How can I generate the same result?
The code:
content = {'name': 'Marcelo', 'age': 30, 'address': {'country': 'Brasil'}, 'interests': [{'id': 1, 'description': 'tecnology'}]}
print('CONTENT:', json.dumps(content))
print('MD5:', md5(str(content).encode('UTF-8')).hexdigest())
The Python 2.7 result:
('CONTENT:', {'interests': [{'id': 1, 'description': 'tecnology'}], 'age': 30, 'name': 'Marcelo', 'address': {'country': 'Brasil'}})

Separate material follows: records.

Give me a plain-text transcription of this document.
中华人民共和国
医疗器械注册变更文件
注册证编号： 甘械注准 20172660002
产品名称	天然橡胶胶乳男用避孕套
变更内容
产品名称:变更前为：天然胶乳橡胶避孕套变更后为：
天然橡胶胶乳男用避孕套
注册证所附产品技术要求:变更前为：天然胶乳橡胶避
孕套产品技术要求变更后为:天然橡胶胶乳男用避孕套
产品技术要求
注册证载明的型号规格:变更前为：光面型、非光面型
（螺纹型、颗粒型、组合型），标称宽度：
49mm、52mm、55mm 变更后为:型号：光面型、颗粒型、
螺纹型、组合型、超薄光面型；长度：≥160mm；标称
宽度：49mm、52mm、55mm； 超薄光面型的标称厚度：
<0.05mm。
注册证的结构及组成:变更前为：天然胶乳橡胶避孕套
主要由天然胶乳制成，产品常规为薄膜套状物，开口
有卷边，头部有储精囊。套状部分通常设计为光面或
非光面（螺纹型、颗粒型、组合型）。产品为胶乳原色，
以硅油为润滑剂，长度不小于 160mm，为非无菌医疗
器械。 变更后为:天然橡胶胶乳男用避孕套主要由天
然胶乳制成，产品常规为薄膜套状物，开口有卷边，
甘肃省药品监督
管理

('MD5:', 'a396f6997fb420992d96b37e8f37938d')
The Python 3.6 result:
CONTENT: {'name': 'Marcelo', 'age': 30, 'address': {'country': 'Brasil'}, 'interests': [{'id': 1, 'description': 'tecnology'}]}
MD5: 40c601152725654148811749d9fc8878
Edit:
I can't change the MD5 generated on Python 2. There is any way to reproduce the default order from Python 2 on Python 3?
解决方案
In Python before 3.6, the dictionary keys are not ordered. So in Python 3.6, the keys maintain the order of their insertion (or in the case of a dictionary literal, how they appear in the literal). The Python 2.7 dictionary is unordered, so the looping order does not necessarily match insertion order.
If you were to reload the json dictionary in both cases, it would still be equal (dictionary equality does not depend on order).
So there is no error here. The difference is because of how dictionaries are ordered in different Python versions.
json.dump and json.dumps write the key-value pairs out in the dictionary looping order. So in order to have consistent looping order, it would be best to use the collections.OrderedDict type in order to achieve consistent ordering. If you are calling json.load to get dictionaries, you would also need to use json.loads(text, object_hook=OrderedDict), which will then maintain ordering.
There is no trivial way to make Python 3 dictionaries use a Python 2 ordering, so moving both 2 and 3 code bases to use OrderedDict is a more maintainable solution.